Hi,
I’m training a PyTorch seg model with Ray Train on 4 NVIDIA T4s (EC2 g4.12xlarge)
My validation section is the following snippet.
# val only on rank 0
if i > 0 and (i / float(args.log_freq)).is_integer() and train.local_rank() == 0:
bstop = time.time()
val_losses = []
model.eval()
with torch.no_grad():
for j, batch in enumerate(val_loader):
inputs, masks = batch
inputs = inputs.to(device)
masks = masks.to(device)
outputs = model(inputs)
val_loss = CE(outputs["out"], masks)
val_losses.append(val_loss)
avg_val_loss = torch.mean(torch.stack(val_losses))
# print metrics
throughput = float((i + 1) * batch_size) / (bstop - bstart)
cluster_throughput = throughput * train.world_size()

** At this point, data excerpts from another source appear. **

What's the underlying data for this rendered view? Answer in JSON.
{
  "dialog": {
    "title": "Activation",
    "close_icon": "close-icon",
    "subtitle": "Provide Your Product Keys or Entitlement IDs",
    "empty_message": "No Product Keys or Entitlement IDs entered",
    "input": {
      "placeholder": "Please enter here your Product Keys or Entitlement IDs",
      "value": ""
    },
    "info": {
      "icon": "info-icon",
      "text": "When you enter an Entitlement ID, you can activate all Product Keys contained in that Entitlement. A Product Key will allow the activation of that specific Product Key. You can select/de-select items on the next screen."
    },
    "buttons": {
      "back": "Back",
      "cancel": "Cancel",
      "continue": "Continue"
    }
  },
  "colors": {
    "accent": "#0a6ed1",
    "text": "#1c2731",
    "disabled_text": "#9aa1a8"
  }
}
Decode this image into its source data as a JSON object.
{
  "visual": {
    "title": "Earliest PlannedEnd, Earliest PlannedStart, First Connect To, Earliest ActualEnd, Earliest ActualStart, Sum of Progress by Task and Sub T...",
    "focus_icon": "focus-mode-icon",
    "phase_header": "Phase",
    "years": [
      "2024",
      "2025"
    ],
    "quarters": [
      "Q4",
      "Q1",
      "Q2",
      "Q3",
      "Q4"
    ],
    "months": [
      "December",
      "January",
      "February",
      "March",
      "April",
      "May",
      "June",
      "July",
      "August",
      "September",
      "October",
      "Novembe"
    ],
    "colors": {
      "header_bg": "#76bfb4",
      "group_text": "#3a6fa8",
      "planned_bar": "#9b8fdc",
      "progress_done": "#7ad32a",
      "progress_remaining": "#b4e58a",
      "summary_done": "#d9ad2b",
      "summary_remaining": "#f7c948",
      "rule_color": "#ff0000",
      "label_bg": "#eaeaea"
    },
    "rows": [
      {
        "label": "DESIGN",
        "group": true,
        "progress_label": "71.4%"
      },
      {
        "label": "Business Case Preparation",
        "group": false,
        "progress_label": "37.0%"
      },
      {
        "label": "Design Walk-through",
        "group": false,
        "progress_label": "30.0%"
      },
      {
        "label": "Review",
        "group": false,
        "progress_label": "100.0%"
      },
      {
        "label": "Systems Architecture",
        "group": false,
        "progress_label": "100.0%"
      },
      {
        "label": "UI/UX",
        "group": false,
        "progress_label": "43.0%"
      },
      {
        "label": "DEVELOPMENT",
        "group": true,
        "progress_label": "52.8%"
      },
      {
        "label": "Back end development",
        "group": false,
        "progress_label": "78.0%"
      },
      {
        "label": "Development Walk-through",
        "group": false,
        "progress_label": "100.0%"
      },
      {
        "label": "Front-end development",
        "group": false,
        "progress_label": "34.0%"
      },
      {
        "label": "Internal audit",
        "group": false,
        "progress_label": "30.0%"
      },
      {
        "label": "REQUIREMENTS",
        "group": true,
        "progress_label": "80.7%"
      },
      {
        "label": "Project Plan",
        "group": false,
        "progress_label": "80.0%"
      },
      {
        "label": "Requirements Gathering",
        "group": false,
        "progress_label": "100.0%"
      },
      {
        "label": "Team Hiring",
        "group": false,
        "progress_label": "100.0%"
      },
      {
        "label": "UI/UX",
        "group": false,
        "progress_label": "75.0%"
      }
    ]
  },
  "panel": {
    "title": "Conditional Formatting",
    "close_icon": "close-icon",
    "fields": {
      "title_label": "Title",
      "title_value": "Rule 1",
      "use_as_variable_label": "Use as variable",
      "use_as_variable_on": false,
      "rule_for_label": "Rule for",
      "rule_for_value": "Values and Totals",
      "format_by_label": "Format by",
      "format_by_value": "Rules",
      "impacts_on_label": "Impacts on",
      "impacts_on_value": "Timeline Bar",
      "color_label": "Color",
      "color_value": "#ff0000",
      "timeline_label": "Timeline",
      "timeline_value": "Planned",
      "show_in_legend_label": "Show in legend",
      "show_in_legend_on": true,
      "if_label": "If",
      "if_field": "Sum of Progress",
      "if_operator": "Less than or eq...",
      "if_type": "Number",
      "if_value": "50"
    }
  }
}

print(f'processed {i*batch_size} records in {bstop-bstart}s')
print(
"batch {}: Training_loss: {:.4f}, Val_loss: {:.4f}, Throughput: {}, "+
"Approx cluster throughput: {}".format(
i, loss, avg_val_loss, throughput, cluster_throughput
)
)
When I run it out of Ray Train (PyTorch script), it prints losses correctly.
When I run it in Ray Train, nothing comes up in the losses:
Is there something to do so that PyTorch losses can be accessed and printed in a Ray Train training script?